We did not execute intra-rater and inter-rater repeatability of MRI evaluation, and this is the main weakness of this study. However, we consider that such a measurement was not related to the present study aim. Notably, reliability of the qualitative grading of LSS has been described and evaluated previously, and it was shown to have substantial intraobserver and moderate interobserver agreement in a multicenter study setting. In the present study methods, a 7-grade classification has been used [21]. However, Lurie et al. used a 4-grade classification in their study and showed moderate to substantial reliability [22]. Moreover, we have recently extended the method of the assessment of lateral stenosis using a 3-grade classification, which has been demonstrated to have acceptable repeatability for research purposes [23]. Future objective would be standardized studies of visual assessment of the LSS and to analyze how these findings correlate with patient symptoms and surgical outcomes.

The results of the current study relate to routine clinical MRI with patients lying in the supine position. Imaging studies of patients in this position is a limitation because patient symptoms may worsen in an upright position. Further, the anatomy of the neural canal may appear altered when patients are in an upright position. Accordingly, the upright position would be the most appropriate imaging acquisition posture to link imaging findings to patient symptoms [2427]. Hiwatashi et al. found that axial loading while performing imaging studies could even influence to treatment decisions [27].

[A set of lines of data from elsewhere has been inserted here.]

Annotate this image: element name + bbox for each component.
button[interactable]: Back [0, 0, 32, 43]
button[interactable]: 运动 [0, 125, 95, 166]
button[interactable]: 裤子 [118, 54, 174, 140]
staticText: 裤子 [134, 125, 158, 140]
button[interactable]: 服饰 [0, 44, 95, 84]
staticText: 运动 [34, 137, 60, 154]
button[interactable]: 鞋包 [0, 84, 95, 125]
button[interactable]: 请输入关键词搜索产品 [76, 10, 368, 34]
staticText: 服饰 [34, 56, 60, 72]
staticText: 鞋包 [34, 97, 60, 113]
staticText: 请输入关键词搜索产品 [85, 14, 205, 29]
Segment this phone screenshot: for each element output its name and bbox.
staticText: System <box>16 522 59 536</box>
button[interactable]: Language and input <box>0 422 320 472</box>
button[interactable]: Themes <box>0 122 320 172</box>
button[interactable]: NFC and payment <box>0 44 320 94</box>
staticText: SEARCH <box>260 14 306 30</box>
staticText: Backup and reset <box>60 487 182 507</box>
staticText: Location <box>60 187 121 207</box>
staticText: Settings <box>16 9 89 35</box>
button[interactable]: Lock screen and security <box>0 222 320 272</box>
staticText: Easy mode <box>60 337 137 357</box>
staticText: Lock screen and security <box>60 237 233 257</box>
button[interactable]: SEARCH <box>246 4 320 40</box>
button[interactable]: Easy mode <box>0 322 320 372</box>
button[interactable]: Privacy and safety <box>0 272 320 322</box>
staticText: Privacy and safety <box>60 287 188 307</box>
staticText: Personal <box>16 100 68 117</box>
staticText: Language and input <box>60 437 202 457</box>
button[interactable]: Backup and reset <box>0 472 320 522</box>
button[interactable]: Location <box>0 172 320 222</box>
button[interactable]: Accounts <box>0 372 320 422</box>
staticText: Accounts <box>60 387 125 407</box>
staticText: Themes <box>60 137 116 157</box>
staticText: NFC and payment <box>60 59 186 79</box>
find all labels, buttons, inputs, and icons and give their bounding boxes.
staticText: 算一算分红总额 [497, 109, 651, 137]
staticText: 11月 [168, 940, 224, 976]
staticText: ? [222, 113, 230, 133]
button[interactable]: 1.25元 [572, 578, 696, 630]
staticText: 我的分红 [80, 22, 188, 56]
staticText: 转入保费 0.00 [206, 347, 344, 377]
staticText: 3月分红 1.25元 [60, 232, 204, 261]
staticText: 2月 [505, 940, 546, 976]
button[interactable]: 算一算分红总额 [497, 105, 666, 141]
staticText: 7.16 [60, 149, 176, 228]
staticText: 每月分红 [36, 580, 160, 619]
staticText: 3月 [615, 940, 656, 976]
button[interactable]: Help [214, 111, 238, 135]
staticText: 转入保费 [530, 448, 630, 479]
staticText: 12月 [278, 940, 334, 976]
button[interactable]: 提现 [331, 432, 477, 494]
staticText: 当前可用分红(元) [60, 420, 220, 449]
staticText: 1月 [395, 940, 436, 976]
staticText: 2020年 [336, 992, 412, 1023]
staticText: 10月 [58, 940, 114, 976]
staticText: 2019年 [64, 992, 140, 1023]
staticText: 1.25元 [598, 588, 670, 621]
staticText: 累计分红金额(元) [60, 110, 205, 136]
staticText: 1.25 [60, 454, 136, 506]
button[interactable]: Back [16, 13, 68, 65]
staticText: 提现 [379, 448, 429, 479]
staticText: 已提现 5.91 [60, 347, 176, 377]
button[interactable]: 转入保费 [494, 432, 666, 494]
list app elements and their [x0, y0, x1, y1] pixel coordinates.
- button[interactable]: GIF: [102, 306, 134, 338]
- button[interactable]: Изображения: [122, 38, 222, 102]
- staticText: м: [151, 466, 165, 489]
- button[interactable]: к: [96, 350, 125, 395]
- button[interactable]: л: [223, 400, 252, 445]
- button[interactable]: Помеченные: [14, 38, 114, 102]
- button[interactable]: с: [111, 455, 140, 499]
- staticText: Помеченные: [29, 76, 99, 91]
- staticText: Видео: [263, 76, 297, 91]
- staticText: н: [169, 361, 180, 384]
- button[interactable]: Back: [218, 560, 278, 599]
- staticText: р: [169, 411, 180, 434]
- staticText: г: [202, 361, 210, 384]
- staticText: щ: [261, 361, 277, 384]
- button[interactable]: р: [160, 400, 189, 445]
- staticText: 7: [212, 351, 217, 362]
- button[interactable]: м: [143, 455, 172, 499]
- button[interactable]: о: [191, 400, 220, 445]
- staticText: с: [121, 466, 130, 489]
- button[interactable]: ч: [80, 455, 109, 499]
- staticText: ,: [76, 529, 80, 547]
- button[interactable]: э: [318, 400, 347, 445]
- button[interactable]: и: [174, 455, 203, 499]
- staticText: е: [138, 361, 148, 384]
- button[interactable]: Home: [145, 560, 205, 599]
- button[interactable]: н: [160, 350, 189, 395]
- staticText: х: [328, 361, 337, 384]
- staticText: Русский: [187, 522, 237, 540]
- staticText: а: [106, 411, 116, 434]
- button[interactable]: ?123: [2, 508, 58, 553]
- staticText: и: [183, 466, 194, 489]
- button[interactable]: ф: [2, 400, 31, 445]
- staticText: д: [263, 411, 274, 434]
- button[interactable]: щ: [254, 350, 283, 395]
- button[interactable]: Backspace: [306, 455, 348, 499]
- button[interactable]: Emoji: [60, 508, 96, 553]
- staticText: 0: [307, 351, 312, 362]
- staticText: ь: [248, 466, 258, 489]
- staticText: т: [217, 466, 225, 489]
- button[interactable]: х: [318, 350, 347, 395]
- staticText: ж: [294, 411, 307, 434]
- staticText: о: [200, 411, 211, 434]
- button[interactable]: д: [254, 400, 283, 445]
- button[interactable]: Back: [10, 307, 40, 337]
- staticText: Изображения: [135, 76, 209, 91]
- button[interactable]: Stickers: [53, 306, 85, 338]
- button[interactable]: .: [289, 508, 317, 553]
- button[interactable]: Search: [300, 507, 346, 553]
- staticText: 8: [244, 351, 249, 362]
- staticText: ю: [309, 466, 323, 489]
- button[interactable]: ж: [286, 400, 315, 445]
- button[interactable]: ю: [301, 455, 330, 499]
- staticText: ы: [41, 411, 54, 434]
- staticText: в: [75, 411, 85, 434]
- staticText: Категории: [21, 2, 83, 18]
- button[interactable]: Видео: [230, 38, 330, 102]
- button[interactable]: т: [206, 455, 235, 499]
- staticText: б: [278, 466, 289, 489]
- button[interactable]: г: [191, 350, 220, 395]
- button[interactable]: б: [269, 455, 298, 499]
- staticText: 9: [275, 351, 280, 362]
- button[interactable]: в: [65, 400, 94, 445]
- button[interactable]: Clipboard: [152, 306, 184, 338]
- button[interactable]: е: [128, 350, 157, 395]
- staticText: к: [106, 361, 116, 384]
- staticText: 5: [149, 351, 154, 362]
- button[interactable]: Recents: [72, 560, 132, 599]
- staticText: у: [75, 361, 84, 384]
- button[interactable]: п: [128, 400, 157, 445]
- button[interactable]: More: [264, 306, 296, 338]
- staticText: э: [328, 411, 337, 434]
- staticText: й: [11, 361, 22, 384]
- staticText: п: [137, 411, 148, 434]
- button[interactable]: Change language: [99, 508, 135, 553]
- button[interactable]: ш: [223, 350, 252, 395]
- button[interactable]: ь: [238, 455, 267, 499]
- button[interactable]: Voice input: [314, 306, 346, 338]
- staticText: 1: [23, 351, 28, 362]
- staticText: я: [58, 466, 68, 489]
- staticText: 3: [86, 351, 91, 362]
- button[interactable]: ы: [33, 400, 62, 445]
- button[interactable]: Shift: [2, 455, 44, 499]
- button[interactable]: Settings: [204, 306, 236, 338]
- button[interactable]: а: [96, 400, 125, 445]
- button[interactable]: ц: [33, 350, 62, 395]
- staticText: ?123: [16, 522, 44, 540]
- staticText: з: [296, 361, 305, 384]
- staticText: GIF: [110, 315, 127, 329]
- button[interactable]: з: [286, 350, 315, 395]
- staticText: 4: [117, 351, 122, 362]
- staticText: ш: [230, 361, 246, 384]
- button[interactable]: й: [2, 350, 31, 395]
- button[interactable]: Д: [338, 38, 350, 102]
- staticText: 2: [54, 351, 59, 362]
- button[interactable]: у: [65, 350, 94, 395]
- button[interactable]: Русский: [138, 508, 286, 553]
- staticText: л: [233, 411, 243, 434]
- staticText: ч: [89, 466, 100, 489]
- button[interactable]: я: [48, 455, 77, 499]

The incidence of LSS is increasing probably because of the better quality and availability of radiological imaging equipment, and facilities, added to increasing aging population [28, 29], which reflect in a higher number of LSS surgery. However, selection of patients for surgical treatment still remains challenging. Our results strengthen the classical conception that the diagnosis of this syndrome is constituted by the clinical history, clinical symptoms and radiographic evidence of a demonstrable stenosis [3032].

MRI evaluations are thus needed to establish the level (s) and severity of stenosis. However, MRI images cannot be the only decision-making factor of surgical treatment selection for LSS patients. The degree of the severity of the disease cannot be judged based solely on MRI either. Ohtori et al. found that proinflammatory cytokine levels in the cerebrospinal fluid of patients with LSS correlated with the severity of the stenosis [33]. Sairyo et al. found that hypertrophy of the lumbar ligamentum flavum is associated with inflammation-related genes [34]. Moon et al. pointed out that fibrosis and scarring during inflammatory reaction is the major pathomechanism of ligamentum flavum hypertrophy [35]. The present study adds to the current knowledge by showing that there is no straightforward association between stenosis of dural sac and patient symptoms or functional capacity, which indicates that dural sac stenosis is not the only key in the pathophysiology of LSS. It is not justified to select patients for surgery based solely on the degree of central stenosis either.

Conclusions

Association between the anatomical degree of LSS and the clinical findings is a complex one. Our findings indicate that advanced degenerative hypertrophy may potentially be a protective mechanism that causes relief of patient symptoms. Follow-up studies are needed to confirm if symptoms of patients with LSS may improve despite the progression of the anatomical degree of central LSS.